Еще потом одну голодовку объявил Раппопорт на котласской пересылке, но она прошла скорее в комических тонах. Он объявил, что требует нового следствия, а на этап не идет. На третий день к нему пришли: «Собирайся на этап!» — «Не имеете права! Я — голодающий». Тогда четыре молодца подняли его, отнесли и зашвырнули в баню. После бани так же на руках отнесли его на вахту. Нечего делать, встал Раппопорт и пошел за этапной колонной — ведь сзади уже собаки и штыки.

Вот так Тюрьма Нового Типа победила буржуазные голодовки.

Даже у сильного человека не осталось никакого пути противоборствовать тюремной машине, только разве самоубийство. Но самоубийство — борьба ли это? Не подчинение?

Эсерка Е. Олицкая считает, что голодовку как способ борьбы сильно уронили троцкисты и следовавшие за ними в тюрьмы коммунисты: они слишком легко ее объявляли и слишком легко снимали. Даже, говорит она, И. Н. Смирнов, вождь их, проголодав перед московским процессом четверо суток, быстро сдался и снял голодовку. Говорят, до 1936 г. троцкисты даже принципиально отвергали всякую голодовку против советской власти и никогда не поддерживали голодающих эсеров и с.-д. < Напротив, от с-р и с-д всегда требовали себе поддержки. В карагандо-колымском этапе 1936 г. они называли «предателями и провокаторами» тех, кто отказывался подписать их телеграмму протеста Калинину — «Авангарда революции (= их) на Колыму». (Рассказ Макотинского).>

Пусть оценит история, насколько упрек этот верен или неверен. Однако, и тяжелее никто не заплатил за голодовку, чем троцкисты (к их голодовкам и забастовкам в лагерях мы еще придем в Части 111).

Легкость в объявлении и снятии голодовок вероятно вообще свойственна порывистым натурам, быстрым на проявление чувств. Но ведь такие натуры были и среди старых русских революционеров, были где-нибудь и в Италии, и во Франции, — но нигде ж, ни в России, ни в Италии, ни во Франции не смогли так отповадить от голодовок, как в Советском Союзе, нас. Вероятно, телесных жертв и стойкости духа приложено было к голодовкам во второй четверти нашего века никак не меньше, чем в первой. Однако не было в стране общественного мнения! — и оттого укрепилась Тюрьма Нового Типа, и вместо легко достающихся побед постигали арестантов тяжело зарабатываемые поражения.

Проходили десятилетия — и время делало свое.

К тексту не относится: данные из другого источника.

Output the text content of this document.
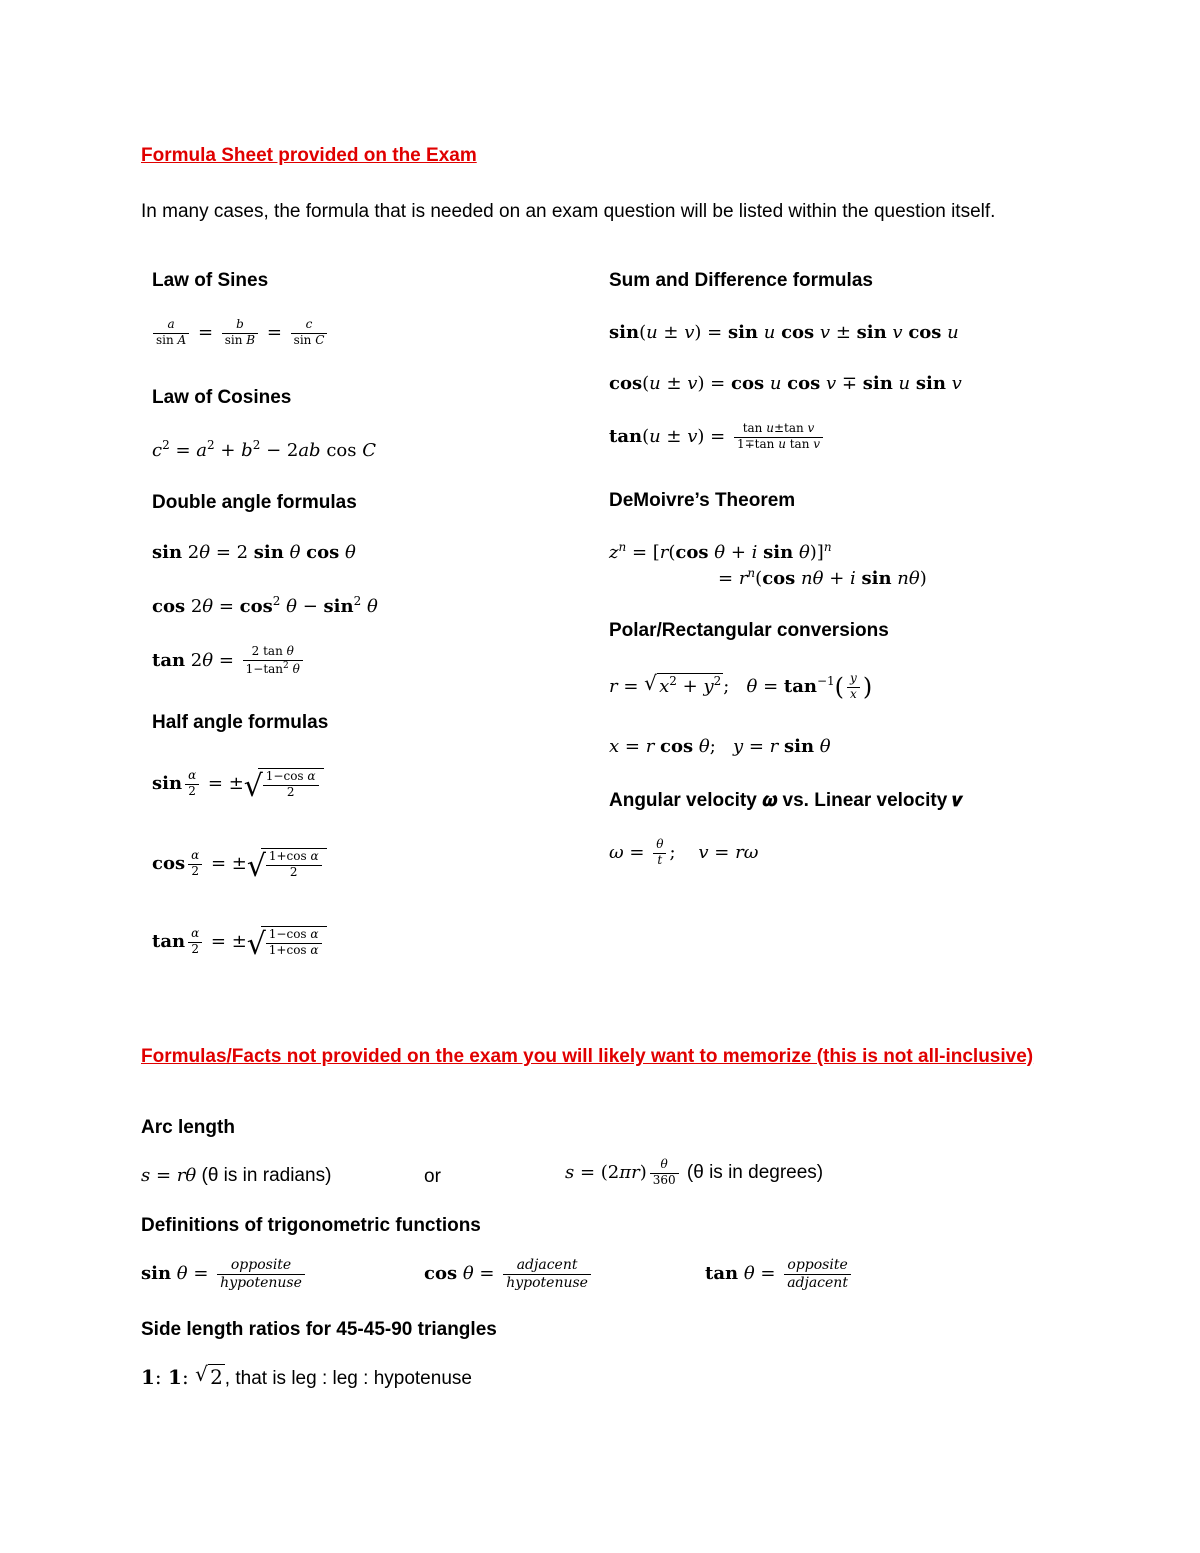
Formula Sheet provided on the Exam
In many cases, the formula that is needed on an exam question will be listed within the question itself.
Law of Sines
$\frac{a}{\text{sin A}} = \frac{b}{\text{sin B}} = \frac{c}{\text{sin C}}$
Law of Cosines
$c^2 = a^2 + b^2 - 2ab$ cos C
Double angle formulas
sin 2θ = 2 sin θ cos θ
$\cos 2\theta = \cos^2 \theta - \sin^2 \theta$
$\tan 2\theta = \frac{\text{2 tan θ}}{1-\tan^2 \theta}$
Half angle formulas
$\sin \frac{\alpha}{2}$ = ± √ $\frac{\text{1−cos α}}{2}$
$\cos \frac{\alpha}{2}$ = ± √ $\frac{\text{1+cos α}}{2}$
$\tan \frac{\alpha}{2}$ = ± √ $\frac{\text{1−cos α}}{\text{1+cos α}}$
Sum and Difference formulas
sin(u ± v) = sin u cos v ± sin v cos u
cos(u ± v) = cos u cos v ∓ sin u sin v
$\tan(u \pm v) = \frac{\text{tan u±tan v}}{\text{1∓tan u tan v}}$
DeMoivre’s Theorem
$z^n = [r(\cos$ θ + i sin θ)]$^n$
= $r^n(\cos$ nθ + i sin nθ)
Polar/Rectangular conversions
r = √ $x^2 + y^2$ ;   $\theta = \tan^{-1}( \frac{y}{x}$ )
x = r cos θ;   y = r sin θ
Angular velocity 𝝎 vs. Linear velocity 𝒗
$\omega = \frac{\theta}{t}$ ;    v = rω
Formulas/Facts not provided on the exam you will likely want to memorize (this is not all-inclusive)
Arc length
s = rθ (θ is in radians)	or	$s = (2\pi r) \frac{\theta}{360} (\theta$ is in degrees)
Definitions of trigonometric functions
$\sin \theta = \frac{\text{opposite}}{\text{hypotenuse}}$	$\cos \theta = \frac{\text{adjacent}}{\text{hypotenuse}}$	$\tan \theta = \frac{\text{opposite}}{\text{adjacent}}$
Side length ratios for 45-45-90 triangles
1: 1: √ 2 , that is leg : leg : hypotenuse
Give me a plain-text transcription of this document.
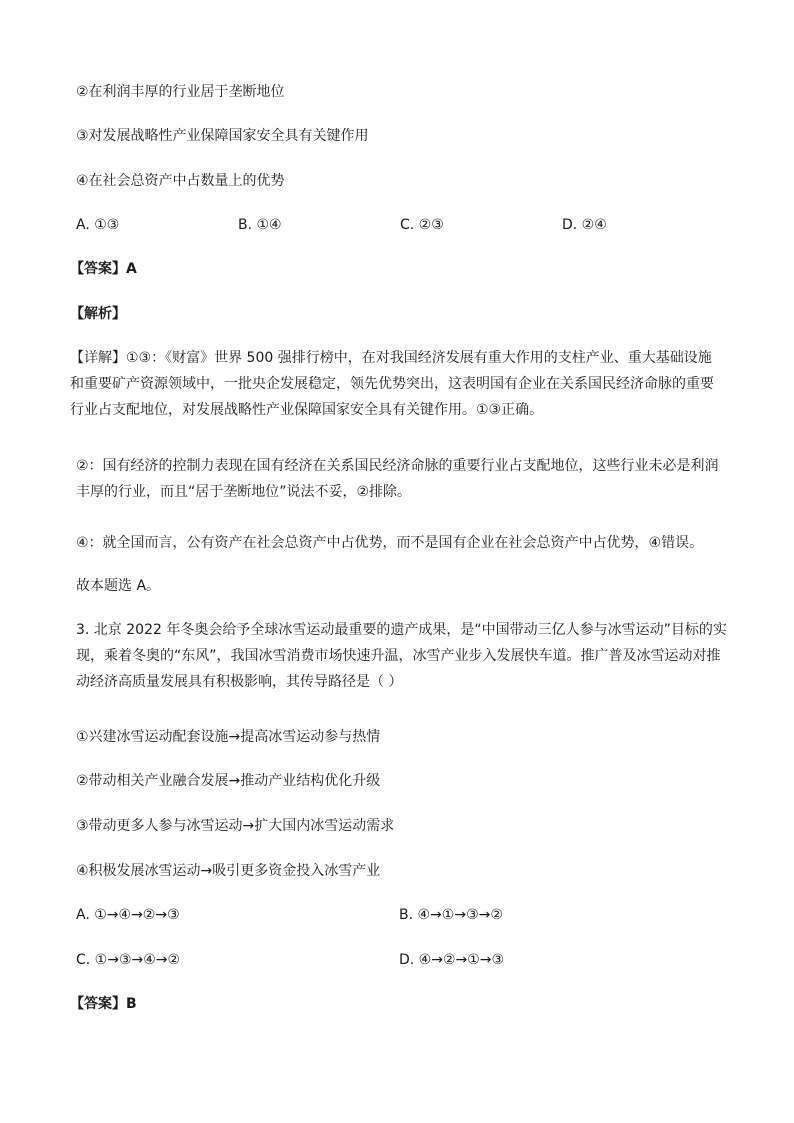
②在利润丰厚的行业居于垄断地位
③对发展战略性产业保障国家安全具有关键作用
④在社会总资产中占数量上的优势
A. ①③	B. ①④	C. ②③	D. ②④
【答案】A
【解析】
【详解】①③：《财富》世界 500 强排行榜中，在对我国经济发展有重大作用的支柱产业、重大基础设施
和重要矿产资源领域中，一批央企发展稳定，领先优势突出，这表明国有企业在关系国民经济命脉的重要
行业占支配地位，对发展战略性产业保障国家安全具有关键作用。①③正确。
②：国有经济的控制力表现在国有经济在关系国民经济命脉的重要行业占支配地位，这些行业未必是利润
丰厚的行业，而且“居于垄断地位”说法不妥，②排除。
④：就全国而言，公有资产在社会总资产中占优势，而不是国有企业在社会总资产中占优势，④错误。
故本题选 A。
3. 北京 2022 年冬奥会给予全球冰雪运动最重要的遗产成果，是“中国带动三亿人参与冰雪运动”目标的实
现，乘着冬奥的“东风”，我国冰雪消费市场快速升温，冰雪产业步入发展快车道。推广普及冰雪运动对推
动经济高质量发展具有积极影响，其传导路径是（ ）
①兴建冰雪运动配套设施→提高冰雪运动参与热情
②带动相关产业融合发展→推动产业结构优化升级
③带动更多人参与冰雪运动→扩大国内冰雪运动需求
④积极发展冰雪运动→吸引更多资金投入冰雪产业
A. ①→④→②→③	B. ④→①→③→②
C. ①→③→④→②	D. ④→②→①→③
【答案】B
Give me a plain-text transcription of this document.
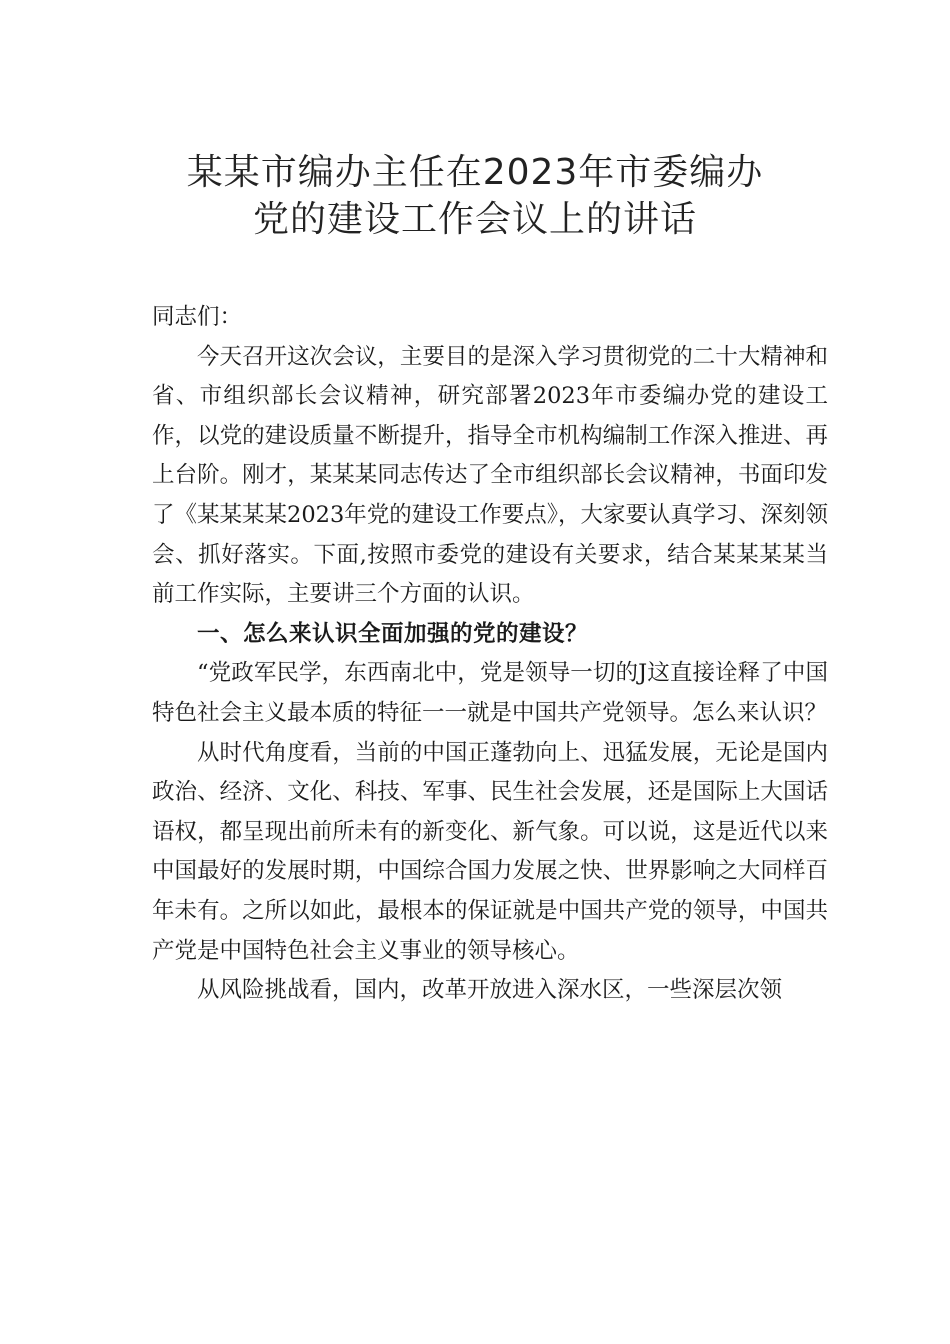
某某市编办主任在2023年市委编办
党的建设工作会议上的讲话

同志们：

今天召开这次会议，主要目的是深入学习贯彻党的二十大精神和省、市组织部长会议精神，研究部署2023年市委编办党的建设工作，以党的建设质量不断提升，指导全市机构编制工作深入推进、再上台阶。刚才，某某某同志传达了全市组织部长会议精神，书面印发了《某某某某2023年党的建设工作要点》，大家要认真学习、深刻领会、抓好落实。下面,按照市委党的建设有关要求，结合某某某某当前工作实际，主要讲三个方面的认识。

一、怎么来认识全面加强的党的建设？

“党政军民学，东西南北中，党是领导一切的J这直接诠释了中国特色社会主义最本质的特征一一就是中国共产党领导。怎么来认识？

从时代角度看，当前的中国正蓬勃向上、迅猛发展，无论是国内政治、经济、文化、科技、军事、民生社会发展，还是国际上大国话语权，都呈现出前所未有的新变化、新气象。可以说，这是近代以来中国最好的发展时期，中国综合国力发展之快、世界影响之大同样百年未有。之所以如此，最根本的保证就是中国共产党的领导，中国共产党是中国特色社会主义事业的领导核心。

从风险挑战看，国内，改革开放进入深水区，一些深层次领
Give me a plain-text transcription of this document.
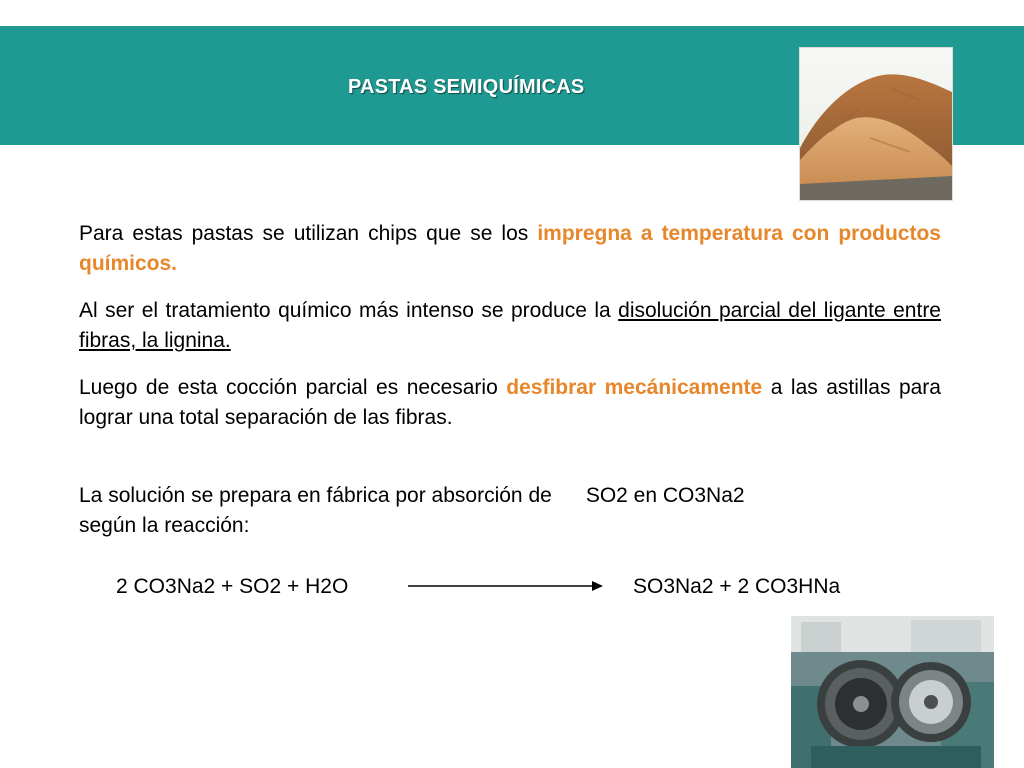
PASTAS SEMIQUÍMICAS

Para estas pastas se utilizan chips que se los impregna a temperatura con productos químicos.

Al ser el tratamiento químico más intenso se produce la disolución parcial del ligante entre fibras, la lignina.

Luego de esta cocción parcial es necesario desfibrar mecánicamente a las astillas para lograr una total separación de las fibras.

La solución se prepara en fábrica por absorción de SO2 en CO3Na2
según la reacción:

2 CO3Na2 + SO2 + H2O	SO3Na2 + 2 CO3HNa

Голодовка — первое и самое естественное право арестанта, уже и самим арестантам стала она чужда и непонятна, охотников на нее находилось все меньше. Для тюремщиков же она стала выглядеть глупостью или злостным нарушением.

Когда в 1960 году Геннадий Смелов, бытовик, объявил в ленинградской тюрьме длительную голодовку, все-таки как-то зашел в камеру прокурор (а может — общий обход делал) и спросил: «Зачем вы себя мучаете?» Смелов ответил:

— Правда мне дороже жизни!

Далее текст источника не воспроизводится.